Now spring is here, my wish is... many springs uncoil, and break loose from the ground, allowing moisture to run free. In the meanwhile, rain springs forth from above, breaking the drought - dousing the fires, once and for all.   

May happiness, and peace of mind, rain upon those who have suffered, and continue to suffer in the aftermath. For those who’ve lost their homes...had their properties decimated... may rain come soon.  For the past seven days fires have been raging....

And, again, also caught in the middle are our farmers...their livestock, and crops...they deserve a fair go.  Haven’t they gone through enough already?

And, let’s not forget our native wildlife...many lives have been lost among those poor, defenceless creatures, too...

Sadness abounds...

Let us hope... hope reigns eternal...and it rains....

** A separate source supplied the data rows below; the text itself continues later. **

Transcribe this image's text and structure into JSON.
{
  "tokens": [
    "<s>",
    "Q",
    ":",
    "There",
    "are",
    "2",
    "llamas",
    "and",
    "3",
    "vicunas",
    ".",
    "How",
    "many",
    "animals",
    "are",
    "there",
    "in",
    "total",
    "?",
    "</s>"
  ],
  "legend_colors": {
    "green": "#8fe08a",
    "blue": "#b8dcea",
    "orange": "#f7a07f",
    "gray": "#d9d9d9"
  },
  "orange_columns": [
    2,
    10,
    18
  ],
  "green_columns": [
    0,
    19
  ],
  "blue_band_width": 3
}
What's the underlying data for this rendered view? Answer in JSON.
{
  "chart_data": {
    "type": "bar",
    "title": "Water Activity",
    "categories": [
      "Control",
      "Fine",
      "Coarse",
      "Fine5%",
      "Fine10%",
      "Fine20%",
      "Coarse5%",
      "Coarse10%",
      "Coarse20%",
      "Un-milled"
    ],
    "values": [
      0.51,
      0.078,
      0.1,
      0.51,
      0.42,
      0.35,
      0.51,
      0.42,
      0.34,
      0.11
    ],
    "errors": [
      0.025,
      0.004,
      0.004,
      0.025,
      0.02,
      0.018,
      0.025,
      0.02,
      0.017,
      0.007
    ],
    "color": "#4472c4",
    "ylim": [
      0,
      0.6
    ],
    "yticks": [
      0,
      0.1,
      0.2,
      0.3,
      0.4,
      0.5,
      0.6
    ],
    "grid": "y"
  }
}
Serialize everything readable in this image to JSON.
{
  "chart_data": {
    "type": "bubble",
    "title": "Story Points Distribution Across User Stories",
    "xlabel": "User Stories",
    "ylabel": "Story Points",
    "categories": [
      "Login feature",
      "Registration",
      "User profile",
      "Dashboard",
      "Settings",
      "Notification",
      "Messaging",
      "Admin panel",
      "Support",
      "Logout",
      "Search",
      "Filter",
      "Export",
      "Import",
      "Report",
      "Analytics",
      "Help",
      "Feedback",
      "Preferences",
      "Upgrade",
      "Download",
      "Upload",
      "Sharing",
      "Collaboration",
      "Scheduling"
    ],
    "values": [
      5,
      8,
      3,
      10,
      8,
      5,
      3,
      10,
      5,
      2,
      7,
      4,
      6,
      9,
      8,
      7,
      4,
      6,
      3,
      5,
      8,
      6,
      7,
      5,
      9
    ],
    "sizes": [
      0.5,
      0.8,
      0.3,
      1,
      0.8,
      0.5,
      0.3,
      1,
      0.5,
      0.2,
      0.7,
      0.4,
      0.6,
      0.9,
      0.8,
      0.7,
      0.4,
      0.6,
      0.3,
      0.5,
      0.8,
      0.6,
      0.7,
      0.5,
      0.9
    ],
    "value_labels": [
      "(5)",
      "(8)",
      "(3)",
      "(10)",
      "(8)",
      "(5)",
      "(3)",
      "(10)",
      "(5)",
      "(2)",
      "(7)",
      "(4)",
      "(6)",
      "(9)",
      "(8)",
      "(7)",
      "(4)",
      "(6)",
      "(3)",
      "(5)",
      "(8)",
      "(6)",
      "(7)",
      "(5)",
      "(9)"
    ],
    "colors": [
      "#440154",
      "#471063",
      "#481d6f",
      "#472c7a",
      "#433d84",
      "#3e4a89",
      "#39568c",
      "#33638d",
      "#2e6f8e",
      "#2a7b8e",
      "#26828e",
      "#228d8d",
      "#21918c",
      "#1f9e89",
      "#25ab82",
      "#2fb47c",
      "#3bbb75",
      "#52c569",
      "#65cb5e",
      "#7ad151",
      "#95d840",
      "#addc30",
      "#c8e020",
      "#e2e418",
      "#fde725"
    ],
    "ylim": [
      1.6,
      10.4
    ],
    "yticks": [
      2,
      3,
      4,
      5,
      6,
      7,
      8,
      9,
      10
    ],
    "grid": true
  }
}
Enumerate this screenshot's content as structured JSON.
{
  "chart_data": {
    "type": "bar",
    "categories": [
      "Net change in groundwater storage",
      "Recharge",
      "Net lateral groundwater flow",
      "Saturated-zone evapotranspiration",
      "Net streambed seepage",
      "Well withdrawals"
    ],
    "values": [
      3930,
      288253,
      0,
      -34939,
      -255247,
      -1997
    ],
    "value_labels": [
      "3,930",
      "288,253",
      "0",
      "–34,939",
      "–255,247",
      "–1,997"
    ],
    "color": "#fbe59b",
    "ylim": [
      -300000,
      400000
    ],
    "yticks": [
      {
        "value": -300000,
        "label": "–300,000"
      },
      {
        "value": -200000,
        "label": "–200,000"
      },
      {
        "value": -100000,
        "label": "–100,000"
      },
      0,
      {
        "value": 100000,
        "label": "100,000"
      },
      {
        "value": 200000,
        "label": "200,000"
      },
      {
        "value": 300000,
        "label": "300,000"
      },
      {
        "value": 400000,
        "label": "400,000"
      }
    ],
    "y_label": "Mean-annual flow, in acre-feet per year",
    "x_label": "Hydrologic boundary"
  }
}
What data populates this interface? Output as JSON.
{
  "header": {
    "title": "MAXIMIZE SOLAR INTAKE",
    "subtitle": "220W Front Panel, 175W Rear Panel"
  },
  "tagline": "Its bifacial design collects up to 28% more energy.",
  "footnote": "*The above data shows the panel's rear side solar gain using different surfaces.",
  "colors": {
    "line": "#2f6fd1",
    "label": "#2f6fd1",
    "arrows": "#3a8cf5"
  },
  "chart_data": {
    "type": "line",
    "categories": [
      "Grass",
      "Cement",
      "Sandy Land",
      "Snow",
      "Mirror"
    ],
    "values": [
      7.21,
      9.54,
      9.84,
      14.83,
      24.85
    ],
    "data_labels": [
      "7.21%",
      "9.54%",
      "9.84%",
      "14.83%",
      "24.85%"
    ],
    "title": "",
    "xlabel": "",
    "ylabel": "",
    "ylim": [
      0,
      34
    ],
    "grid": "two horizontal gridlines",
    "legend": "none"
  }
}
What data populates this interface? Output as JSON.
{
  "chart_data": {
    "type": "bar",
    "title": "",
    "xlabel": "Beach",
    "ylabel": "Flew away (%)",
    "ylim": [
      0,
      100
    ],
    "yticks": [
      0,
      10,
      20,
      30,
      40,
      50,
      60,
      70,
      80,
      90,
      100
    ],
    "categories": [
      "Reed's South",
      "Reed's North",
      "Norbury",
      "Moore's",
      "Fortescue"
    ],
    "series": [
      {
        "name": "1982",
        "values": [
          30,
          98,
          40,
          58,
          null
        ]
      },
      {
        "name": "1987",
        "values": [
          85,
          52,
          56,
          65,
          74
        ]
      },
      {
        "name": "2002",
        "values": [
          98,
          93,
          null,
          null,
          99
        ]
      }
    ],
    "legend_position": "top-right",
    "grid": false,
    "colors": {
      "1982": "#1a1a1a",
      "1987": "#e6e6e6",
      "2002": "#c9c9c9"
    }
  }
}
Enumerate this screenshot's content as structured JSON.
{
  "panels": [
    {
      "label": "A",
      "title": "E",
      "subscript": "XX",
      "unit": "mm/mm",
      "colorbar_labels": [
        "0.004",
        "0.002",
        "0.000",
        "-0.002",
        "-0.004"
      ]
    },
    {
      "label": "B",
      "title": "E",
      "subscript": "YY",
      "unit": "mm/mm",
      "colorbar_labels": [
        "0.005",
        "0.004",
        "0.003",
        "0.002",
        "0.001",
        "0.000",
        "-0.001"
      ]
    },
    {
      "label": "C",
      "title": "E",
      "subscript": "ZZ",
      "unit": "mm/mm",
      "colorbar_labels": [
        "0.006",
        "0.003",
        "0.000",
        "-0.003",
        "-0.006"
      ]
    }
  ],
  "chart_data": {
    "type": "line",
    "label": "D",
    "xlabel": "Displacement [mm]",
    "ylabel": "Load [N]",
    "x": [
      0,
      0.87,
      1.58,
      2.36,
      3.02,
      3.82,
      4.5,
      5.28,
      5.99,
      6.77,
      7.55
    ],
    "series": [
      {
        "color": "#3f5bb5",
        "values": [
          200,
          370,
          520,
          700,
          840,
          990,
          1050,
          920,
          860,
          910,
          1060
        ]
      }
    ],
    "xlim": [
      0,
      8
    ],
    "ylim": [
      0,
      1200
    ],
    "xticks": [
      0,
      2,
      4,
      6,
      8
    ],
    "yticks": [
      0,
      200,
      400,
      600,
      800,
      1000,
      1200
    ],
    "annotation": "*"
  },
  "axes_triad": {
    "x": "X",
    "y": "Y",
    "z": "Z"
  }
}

PS....To date as at 13th September

In the Scenic Rim region, which Tamborine Mountain is a part, more than 55,000 hectares have been burned out.  Touch wood...up here on the hill we are okay...I hope the status quo remains.

In the Granite Belt...around the Stanthorpe area in South-West Queensland...4,200 hectares

Peregian Springs....More than 5000 people from 2500 homes in the Peregian area were evacuated due to the fire, as firefighters worked tirelessly to protect properties. Thousands of hectares have been burned.

In New South Wales....A fire in Bees Nest, north-west of Dorrigo in the Armidale area, is currently over 66,500 hectates and out of control. A fire in Drake has burnt more than 40,000 hectares and is out of control. A fire in Legume, in the Tenterfield area, has been contained after burning more than 1,600 hectares, while a Share Creek fire in the Yuraygir national park is not yet under control.

Mandarin Chocolate Cake:  In saucepan; cover 3 large mandarins with cold water; bring to boil over high heat; drain; repeat (to take the bitterness out of the peel). Return mandarins to pan; again cover with cold water; bring to boil; reduce heat to medium; simmer 30mins, or until very tender; drain; cool. Preheat oven 180C. Grease and line a 22 cm spring-form pan. Coarsely chop mandarins; process until smooth. Whisk 6 eggs and 1c caster sugar until double in size; add mandarin puree, 1-1/2c almond meal and ½c S.R.flour; gently fold to combine. Fold in 200g melted 70% dark chocolate until combined. Pour into pan; bake 50-60mins. This can be served warm with cream and/or ice cream as a dessert; or cold as a cake.

Mandarin Buttermilk Cake: Preheat oven 175C. Spray 10-inch cake pan; sprinkle raw sugar into pan, coating evenly. Lay mandarin slices on base, layering.  In bowl, with whisk, combine 2-1/2c plain flour, 3/4c granulated sugar, 1tsp baking powder, 1tsp baking soda, and 3/4tsp salt; add 2 large eggs, 1 egg yolk, 1-1/2c buttermilk, 3/4c cooled, melted unsalted butter, 1tbs mandarin zest and 2tbs mandarin juice; stir with fork until just incorporated, but still lumpy; don’t over-stir. Pour into pan; bake until top is golden, 35-40mins. Transfer to rack; let cool 5mins before inverting out of pan on to rack, or plate.

Spring Salad: Peel and dice 1 pawpaw, 1 mango, 1 avocado and 1 rockmelon; transfer to bowl. Combine gently. Heat 1tbs olive oil in pan over med-heat. Add minced garlic clove and 200g peeled green prawns; fry 4-5mins, stirring occasionally, until prawns turn pink; add to fruits. Whisk together 2tbs chopped mint leaves, 2tsp lime juice, 1tsp honey and 3tbs x-virgin olive oil; season to taste; pour dressing over salad; gently mix; serve on rocket or lettuce...or in the scooped-out shell/skin of the pawpaw (papaya).